On New Year’s Eve in 2016, renowned Danish chef René Redzepi, who along with Claus Meyer reinvented Nordic cuisine and founded Noma, announced that the Michelin-starred restaurant was closing. After 14 years, Redzepi thought it was time for a change because, as he has said in an interview during the 15th anniversary celebrations of The World’s 50 Best Restaurants, ‘routine can kill your creativity’.
Noma has taken the number one spot on the The World’s 50 Best Restaurants list four times (in 2010, 2011, 2012 and 2014) and Redzepi is known as the chef who put the Danish cuisine at the epicenter of the international gastronomy scene.
Over the past few years, the world-class restaurant arranged pop-ups in several countries around the world: two months in Tokyo in 2015, ten weeks in Sydney in 2016 and in Tulum, Mexico a year later. After exploring new lands and cuisines, Redzepi decided to bring Noma back to its home country – only this time, it would be in a different location and with a different menu.
“The point is that we have dared to fail, whereas with the old Noma, it had to be perfect,” Redzepi said while commenting on his decision to reinvent one of the world’s best restaurants.
Thus, just last month, Noma 2.0 opened its doors, welcoming food connoisseurs who had anticipated this day for a long time.

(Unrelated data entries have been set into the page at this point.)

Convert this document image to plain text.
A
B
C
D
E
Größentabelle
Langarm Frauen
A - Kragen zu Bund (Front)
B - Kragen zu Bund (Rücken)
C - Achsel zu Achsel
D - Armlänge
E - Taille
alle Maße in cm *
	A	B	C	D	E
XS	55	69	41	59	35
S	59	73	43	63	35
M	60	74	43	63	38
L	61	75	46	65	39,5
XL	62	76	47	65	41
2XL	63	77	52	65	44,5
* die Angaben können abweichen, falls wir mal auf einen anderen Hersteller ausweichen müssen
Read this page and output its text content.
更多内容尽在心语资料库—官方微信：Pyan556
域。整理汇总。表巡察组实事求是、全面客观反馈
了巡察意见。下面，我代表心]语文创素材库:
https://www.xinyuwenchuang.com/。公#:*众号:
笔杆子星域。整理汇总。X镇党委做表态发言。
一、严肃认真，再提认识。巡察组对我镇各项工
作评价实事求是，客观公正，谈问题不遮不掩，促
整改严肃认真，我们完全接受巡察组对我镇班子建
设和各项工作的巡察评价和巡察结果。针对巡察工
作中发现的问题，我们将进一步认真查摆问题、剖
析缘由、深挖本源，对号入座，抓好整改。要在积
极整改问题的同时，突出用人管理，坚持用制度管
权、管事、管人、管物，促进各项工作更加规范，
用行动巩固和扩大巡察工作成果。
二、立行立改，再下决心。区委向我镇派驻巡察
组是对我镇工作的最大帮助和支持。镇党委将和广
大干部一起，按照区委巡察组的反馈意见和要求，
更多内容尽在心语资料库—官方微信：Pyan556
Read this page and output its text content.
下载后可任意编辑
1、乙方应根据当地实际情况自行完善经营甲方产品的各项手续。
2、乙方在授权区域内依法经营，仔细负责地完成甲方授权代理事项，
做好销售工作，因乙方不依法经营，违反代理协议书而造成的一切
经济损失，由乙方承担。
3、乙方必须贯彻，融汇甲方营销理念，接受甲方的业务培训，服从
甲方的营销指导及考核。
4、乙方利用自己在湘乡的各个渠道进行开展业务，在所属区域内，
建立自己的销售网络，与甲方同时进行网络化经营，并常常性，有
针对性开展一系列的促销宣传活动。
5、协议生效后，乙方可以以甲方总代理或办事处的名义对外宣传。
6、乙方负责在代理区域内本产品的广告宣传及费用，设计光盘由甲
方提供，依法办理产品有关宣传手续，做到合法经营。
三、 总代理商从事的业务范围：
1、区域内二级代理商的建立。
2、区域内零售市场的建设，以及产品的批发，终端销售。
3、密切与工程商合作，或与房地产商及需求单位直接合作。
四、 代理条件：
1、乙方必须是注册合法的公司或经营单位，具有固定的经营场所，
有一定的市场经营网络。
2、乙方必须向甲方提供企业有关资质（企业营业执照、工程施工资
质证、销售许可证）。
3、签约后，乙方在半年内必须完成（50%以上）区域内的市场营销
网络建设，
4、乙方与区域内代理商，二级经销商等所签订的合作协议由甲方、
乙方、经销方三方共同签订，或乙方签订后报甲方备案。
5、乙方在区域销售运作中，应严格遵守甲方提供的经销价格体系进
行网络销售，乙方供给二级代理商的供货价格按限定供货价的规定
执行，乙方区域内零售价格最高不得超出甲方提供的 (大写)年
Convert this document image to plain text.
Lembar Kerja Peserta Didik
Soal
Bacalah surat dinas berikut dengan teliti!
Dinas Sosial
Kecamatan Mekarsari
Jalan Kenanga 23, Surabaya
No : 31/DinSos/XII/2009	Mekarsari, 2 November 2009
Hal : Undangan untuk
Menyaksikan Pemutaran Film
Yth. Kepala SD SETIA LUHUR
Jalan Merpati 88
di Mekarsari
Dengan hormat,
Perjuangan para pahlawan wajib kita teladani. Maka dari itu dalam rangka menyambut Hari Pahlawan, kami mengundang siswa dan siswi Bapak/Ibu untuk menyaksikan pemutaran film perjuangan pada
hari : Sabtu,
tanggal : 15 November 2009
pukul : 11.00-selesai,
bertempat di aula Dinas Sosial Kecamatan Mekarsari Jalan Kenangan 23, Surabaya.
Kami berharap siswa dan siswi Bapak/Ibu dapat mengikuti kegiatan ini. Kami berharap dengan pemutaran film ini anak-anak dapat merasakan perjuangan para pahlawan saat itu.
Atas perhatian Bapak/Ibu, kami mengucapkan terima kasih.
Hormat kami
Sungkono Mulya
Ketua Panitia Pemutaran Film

The menu at Noma 2.0 will change three times a year and feature ingredients that can be found in Scandinavia during that specific season. From early fall to January, during the game and forest season, the main ingredients will be meat and plants that grow in the forests, such as berries, mushrooms and nuts. During seafood season from January to late spring, the menu will focus on Scandinavian seafood. Finally, when summer arrives in Denmark, the food at Noma 2.0 will be dedicated to blossoming flowers, trees and plants, with lots of vegan and vegetarian dishes on the menu.
In the third episode of Ugly Delicious, a TV series on Netflix, when David Chang visited Redzepi for a family home cooking night, Redzepi said: “I feel like, at least at Noma, a lot of the guests, deep down inside, have a secret wish that their next dish is a steak and that their dessert is a brownie”. He was pointing to the fact that nowadays when people go out for dinner they usually look for something that resembles a home-cooked meal.
Well, Noma’s dishes might be poles apart from what you cook when you get back home from work, but it seems that Redzepi is striving to create a homely atmosphere that will be reflected not only in the design of Noma 2.0 but also in a menu that features dishes made exclusively with local products and garnished with seasonal ingredients. It will truly offer authentic taste of Scandinavia.